Babet ajouta, toujours dans ce sage argot classique que parlaient Poulailler et Cartouche, et qui est à l’argot hardi, nouveau, coloré et risqué dont usait Brujon ce que la langue de Racine est à la langue d’André Chénier :

— Ton orgue tapissier aura été fait marron dans l’escalier. Il faut être arcasien. C’est un galifard. Il se sera laissé jouer l’harnache par un roussin, peut-être même par un roussi qui lui aura battu comtois. Prête l’oche, Montparnasse, entends-tu ces criblements dans le collége ? Tu as vu toutes ces camoufles. Il est tombé, va ! Il en sera quitte pour tirer ses vingt longes. Je n’ai pas taf, je ne suis pas taffeur, c’est colombé, mais il n’y a plus qu’à faire les lézards, ou autrement on nous la fera gambiller. Ne renaude pas, viens avec nousiergue. Allons picter une rouillarde encible[1].

— On ne laisse pas les amis dans l’embarras, grommela Montparnasse.

— Je te bonis qu’il est malade, reprit Brujon. À l’heure qui toque, le tapissier ne vaut pas une broque ! Nous n’y pouvons rien. Décarrons. Je crois à tout moment qu’un cogne me cintre en pogne[2] !

Montparnasse ne résistait plus que faiblement ; le fait est que ces quatre hommes, avec cette fidélité qu’ont les ban-

  1. Ton aubergiste aura été pris sur le fait. Il faut être malin. C’est un apprenti.

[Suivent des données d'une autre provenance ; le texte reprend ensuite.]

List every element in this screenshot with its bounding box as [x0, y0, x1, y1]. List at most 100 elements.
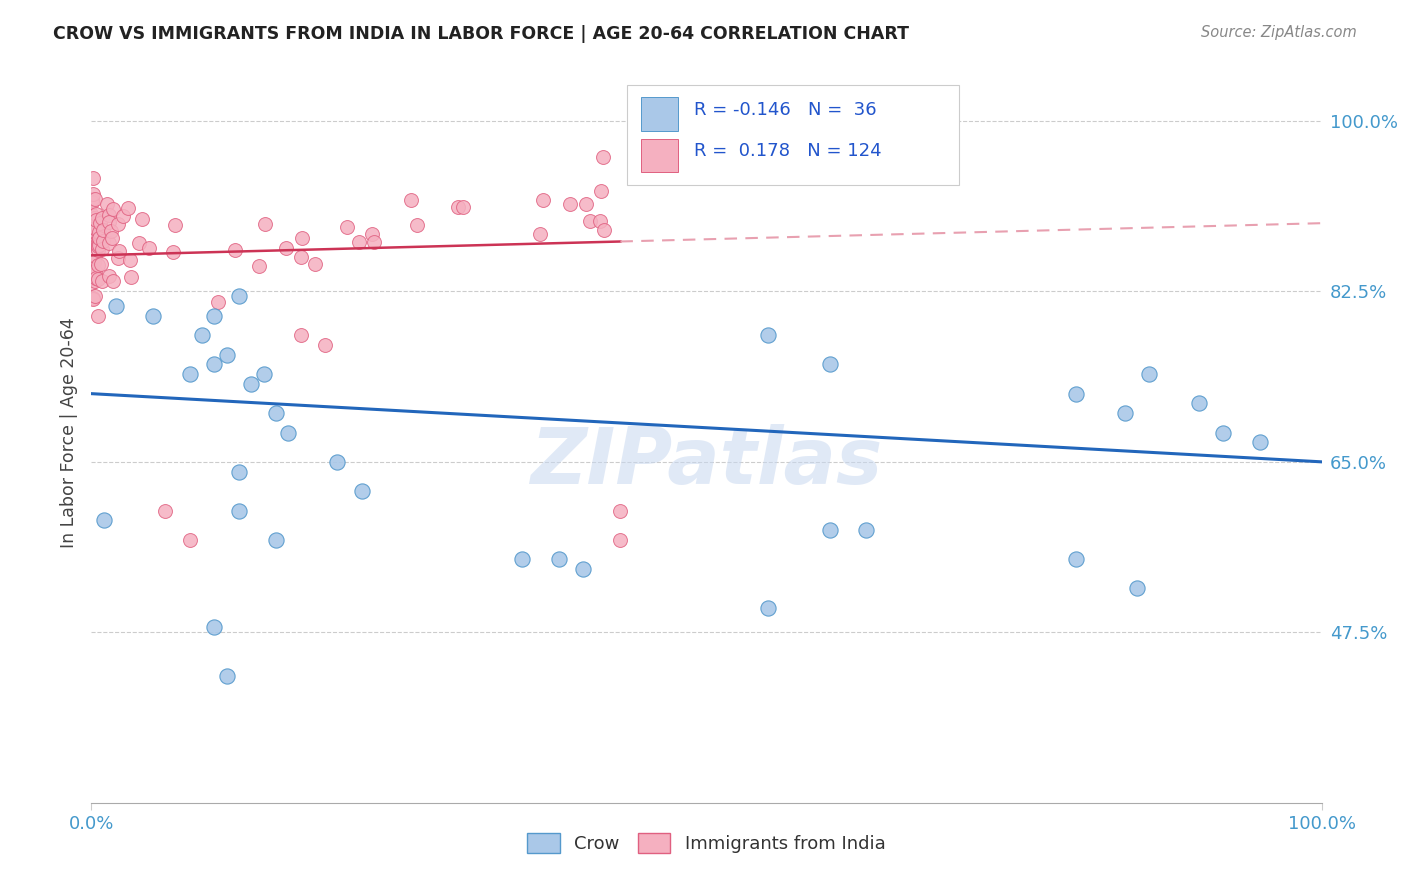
Point — [87, 226, 110, 240]
Point — [108, 244, 131, 259]
Point — [253, 218, 276, 232]
Point — [249, 259, 271, 273]
Point — [83, 234, 105, 248]
Point — [80, 226, 103, 240]
Point — [93, 513, 115, 527]
Point — [363, 235, 385, 250]
Point — [1139, 367, 1161, 381]
Point — [86, 258, 108, 272]
Point — [111, 210, 134, 224]
Point — [91, 211, 114, 226]
Point — [82, 195, 104, 210]
Text: Source: ZipAtlas.com: Source: ZipAtlas.com — [1201, 25, 1357, 40]
Point — [80, 276, 103, 290]
Text: R =  0.178   N = 124: R = 0.178 N = 124 — [695, 142, 882, 160]
Point — [83, 254, 105, 268]
Point — [80, 270, 103, 285]
Point — [347, 235, 370, 250]
Point — [142, 309, 165, 323]
Point — [82, 237, 104, 252]
Point — [83, 220, 105, 235]
Point — [558, 197, 581, 211]
Point — [80, 242, 103, 256]
Point — [80, 268, 103, 283]
Point — [179, 367, 201, 381]
Point — [101, 274, 124, 288]
Point — [82, 253, 104, 268]
Point — [82, 171, 104, 186]
Point — [224, 243, 246, 257]
Point — [609, 503, 631, 517]
Point — [336, 219, 359, 234]
Point — [80, 227, 103, 242]
Point — [83, 249, 105, 263]
Point — [529, 227, 551, 241]
Point — [83, 274, 105, 288]
Point — [191, 328, 214, 343]
Point — [253, 367, 276, 381]
Point — [1064, 386, 1087, 401]
Point — [228, 289, 250, 303]
Point — [547, 552, 569, 566]
Point — [84, 232, 107, 246]
Point — [83, 240, 105, 254]
Point — [202, 309, 225, 323]
Point — [453, 201, 475, 215]
Point — [153, 503, 177, 517]
Point — [855, 523, 877, 537]
Point — [100, 224, 122, 238]
Point — [361, 227, 384, 241]
Point — [87, 236, 110, 251]
Point — [572, 562, 595, 576]
Point — [80, 239, 103, 253]
Point — [82, 292, 104, 306]
Point — [90, 242, 112, 256]
Point — [818, 523, 841, 537]
Point — [215, 348, 238, 362]
Point — [80, 270, 103, 285]
Point — [1212, 425, 1234, 440]
Point — [592, 150, 614, 164]
Point — [756, 328, 779, 343]
Point — [82, 187, 104, 202]
Point — [97, 235, 120, 250]
Point — [87, 309, 110, 323]
Point — [531, 193, 554, 207]
Point — [83, 230, 105, 244]
Point — [80, 217, 103, 231]
Point — [1064, 552, 1087, 566]
Point — [593, 223, 616, 237]
Point — [83, 289, 105, 303]
Point — [80, 270, 103, 285]
Point — [228, 503, 250, 517]
Point — [80, 263, 103, 277]
Point — [117, 202, 139, 216]
Point — [202, 358, 225, 372]
Point — [103, 202, 125, 216]
Point — [83, 247, 105, 261]
Point — [91, 234, 114, 248]
Point — [82, 225, 104, 239]
Point — [165, 219, 187, 233]
Point — [138, 241, 160, 255]
Point — [82, 234, 104, 248]
Point — [326, 455, 349, 469]
Point — [82, 241, 104, 255]
Point — [352, 484, 374, 499]
Point — [128, 235, 150, 250]
Point — [80, 261, 103, 276]
Point — [304, 257, 326, 271]
Point — [80, 242, 103, 256]
Point — [80, 230, 103, 244]
Text: R = -0.146   N =  36: R = -0.146 N = 36 — [695, 101, 877, 119]
Point — [80, 252, 103, 266]
Point — [105, 299, 127, 313]
Point — [97, 215, 120, 229]
Point — [83, 211, 105, 225]
Point — [84, 235, 107, 250]
Point — [90, 257, 112, 271]
Point — [202, 620, 225, 634]
Point — [80, 207, 103, 221]
Legend: Crow, Immigrants from India: Crow, Immigrants from India — [520, 826, 893, 861]
Point — [89, 216, 111, 230]
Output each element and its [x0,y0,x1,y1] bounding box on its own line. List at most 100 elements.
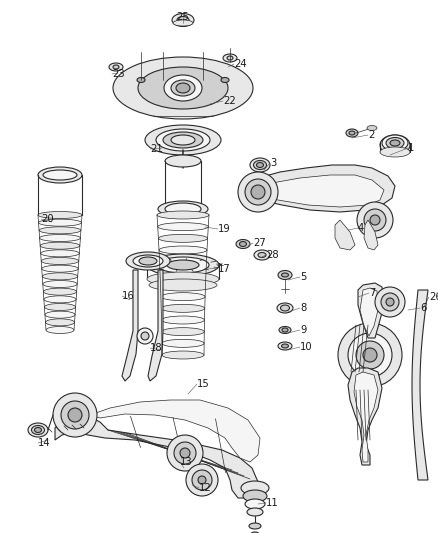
Polygon shape [240,165,395,212]
Ellipse shape [162,340,204,348]
Ellipse shape [156,129,210,151]
Ellipse shape [278,342,292,350]
Ellipse shape [249,523,261,529]
Ellipse shape [349,131,355,135]
Circle shape [364,209,386,231]
Ellipse shape [221,77,229,83]
Text: 13: 13 [180,457,193,467]
Ellipse shape [277,303,293,313]
Text: 17: 17 [218,264,231,274]
Ellipse shape [380,147,410,157]
Circle shape [192,470,212,490]
Ellipse shape [279,327,291,334]
Ellipse shape [243,490,267,502]
Ellipse shape [171,80,195,96]
Circle shape [386,298,394,306]
Ellipse shape [139,257,157,265]
Ellipse shape [165,203,201,215]
Circle shape [381,293,399,311]
Text: 10: 10 [300,342,313,352]
Ellipse shape [176,83,190,93]
Text: 24: 24 [234,59,247,69]
Ellipse shape [164,75,202,101]
Text: 2: 2 [368,130,374,140]
Circle shape [186,464,218,496]
Circle shape [180,448,190,458]
Ellipse shape [247,508,263,516]
Ellipse shape [42,273,78,280]
Ellipse shape [41,250,79,257]
Ellipse shape [158,223,208,231]
Polygon shape [252,175,384,207]
Text: 7: 7 [369,288,375,298]
Ellipse shape [162,351,204,359]
Polygon shape [358,283,384,338]
Ellipse shape [38,212,82,219]
Ellipse shape [39,235,81,241]
Polygon shape [55,414,258,498]
Ellipse shape [386,138,404,149]
Ellipse shape [278,271,292,279]
Circle shape [137,328,153,344]
Ellipse shape [282,328,288,332]
Ellipse shape [367,125,377,131]
Ellipse shape [251,532,259,533]
Polygon shape [360,288,378,336]
Circle shape [53,393,97,437]
Ellipse shape [171,135,195,145]
Ellipse shape [39,219,81,226]
Ellipse shape [46,327,74,334]
Polygon shape [354,372,378,462]
Ellipse shape [162,328,204,336]
Ellipse shape [41,257,79,264]
Text: 28: 28 [266,250,279,260]
Circle shape [198,476,206,484]
Ellipse shape [44,303,76,311]
Ellipse shape [159,246,207,254]
Polygon shape [335,220,355,250]
Ellipse shape [159,235,208,243]
Ellipse shape [173,20,193,26]
Ellipse shape [241,481,269,495]
Text: 12: 12 [199,483,212,493]
Polygon shape [90,400,260,462]
Ellipse shape [133,255,163,267]
Ellipse shape [149,279,217,291]
Ellipse shape [43,288,77,295]
Ellipse shape [280,305,290,311]
Ellipse shape [165,155,201,167]
Polygon shape [412,290,428,480]
Ellipse shape [163,132,203,148]
Text: 16: 16 [122,291,135,301]
Circle shape [141,332,149,340]
Circle shape [61,401,89,429]
Text: 25: 25 [177,12,189,22]
Ellipse shape [250,158,270,172]
Ellipse shape [38,167,82,183]
Text: 21: 21 [150,144,163,154]
Ellipse shape [39,227,81,234]
Ellipse shape [113,65,119,69]
Text: 22: 22 [223,96,236,106]
Ellipse shape [147,254,219,276]
Ellipse shape [254,250,270,260]
Text: 14: 14 [38,438,51,448]
Ellipse shape [157,211,209,219]
Circle shape [251,185,265,199]
Text: 23: 23 [112,69,125,79]
Circle shape [338,323,402,387]
Ellipse shape [254,160,266,169]
Ellipse shape [126,252,170,270]
Polygon shape [148,270,163,381]
Circle shape [174,442,196,464]
Circle shape [356,341,384,369]
Ellipse shape [223,54,237,62]
Circle shape [375,287,405,317]
Text: 5: 5 [300,272,306,282]
Ellipse shape [113,57,253,119]
Ellipse shape [245,499,265,509]
Circle shape [245,179,271,205]
Ellipse shape [147,272,219,286]
Ellipse shape [380,135,410,155]
Polygon shape [122,270,138,381]
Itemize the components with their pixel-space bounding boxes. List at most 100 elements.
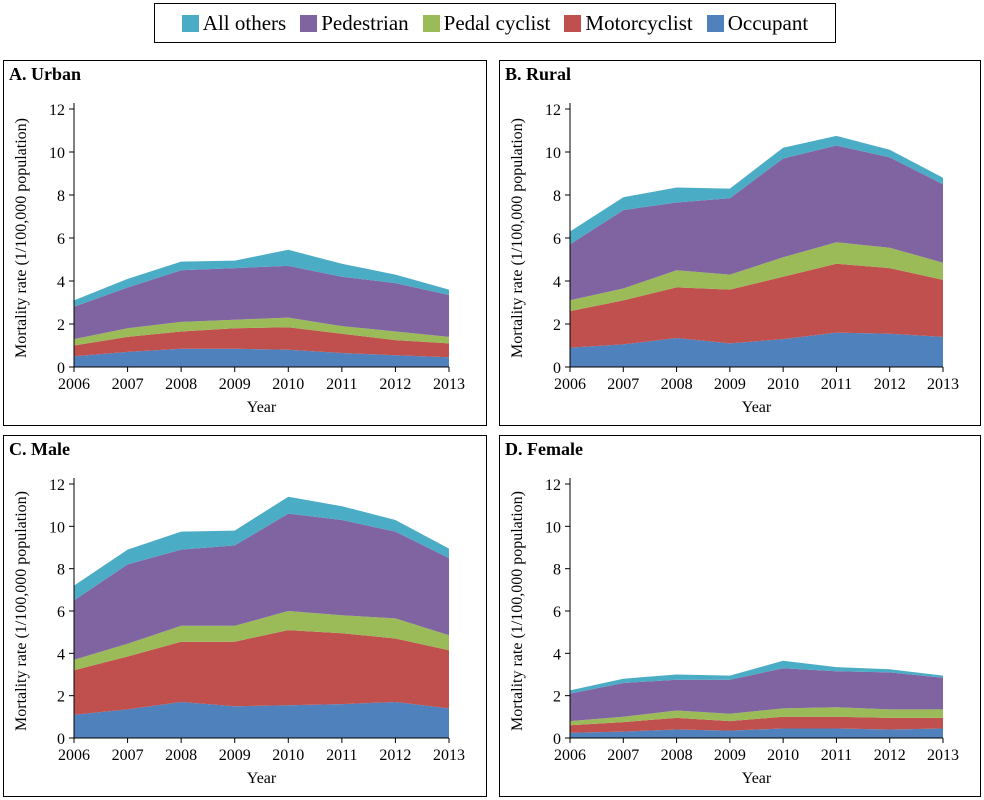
x-tick-label: 2013 (927, 376, 959, 393)
x-axis-label: Year (742, 399, 772, 416)
x-tick-label: 2013 (433, 376, 465, 393)
area-motorcyclist (74, 327, 449, 358)
area-all-others (570, 660, 943, 694)
panel-rural: B. Rural 0 2 4 6 8 10 12 2006 2007 2008 2009 2010 20… (499, 60, 981, 426)
area-pedal-cyclist (570, 707, 943, 726)
x-tick-label: 2010 (272, 747, 304, 764)
y-tick-label: 0 (57, 731, 65, 748)
chart-female: 0 2 4 6 8 10 12 2006 2007 2008 2009 2010 2011 2012 201… (509, 477, 959, 787)
area-motorcyclist (74, 630, 449, 715)
area-motorcyclist (570, 263, 943, 348)
panel-title: C. Male (9, 439, 70, 459)
legend: All others Pedestrian Pedal cyclist Moto… (154, 3, 836, 43)
x-tick-label: 2007 (607, 376, 639, 393)
x-tick-label: 2012 (874, 747, 906, 764)
x-tick-label: 2008 (165, 376, 197, 393)
legend-label: Occupant (727, 10, 809, 35)
x-tick-label: 2007 (607, 747, 639, 764)
area-pedestrian (570, 668, 943, 722)
y-tick-label: 6 (57, 604, 65, 621)
panel-title: B. Rural (505, 64, 572, 84)
area-pedal-cyclist (74, 317, 449, 346)
y-tick-label: 4 (553, 274, 561, 291)
panel-title: A. Urban (9, 64, 82, 84)
x-tick-label: 2012 (874, 376, 906, 393)
y-tick-label: 2 (57, 689, 65, 706)
x-tick-label: 2009 (714, 747, 746, 764)
panel-urban: A. Urban 0 2 4 6 8 10 12 2006 2007 2008 2009 2010 20… (3, 60, 487, 426)
legend-label: Motorcyclist (585, 10, 693, 35)
y-tick-label: 6 (553, 231, 561, 248)
y-tick-label: 6 (57, 231, 65, 248)
y-axis-label: Mortality rate (1/100,000 population) (13, 118, 30, 358)
legend-item-occupant: Occupant (706, 10, 809, 36)
x-tick-label: 2006 (554, 376, 586, 393)
y-tick-label: 10 (49, 145, 65, 162)
y-tick-label: 12 (49, 477, 65, 494)
x-tick-label: 2013 (927, 747, 959, 764)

Il se sera laisser duper par un mouchard, peut-être même par un mouton, qui aura fait le compère. Écoute, Montparnasse, entends-tu ces cris dans la prison ? Tu as vu toutes ces chandelles. Il est repris, va ! Il en sera quitte pour faire ses vingt ans. Je n’ai pas peur, je ne suis pas un poltron, c’est connu, mais il n’y a plus qu’à fuir, ou autrement on nous la fera danser. Ne te fâche pas, viens avec nous, allons boire une bouteille de vieux vin ensemble.
  2. Je te dis qu’il est repris. À l’heure qu’il est, l’aubergiste ne vaut pas un liard. Nous n’y pouvons rien. Allons-nous en. Je crois à tout moment qu’un sergent de ville me tient dans sa main.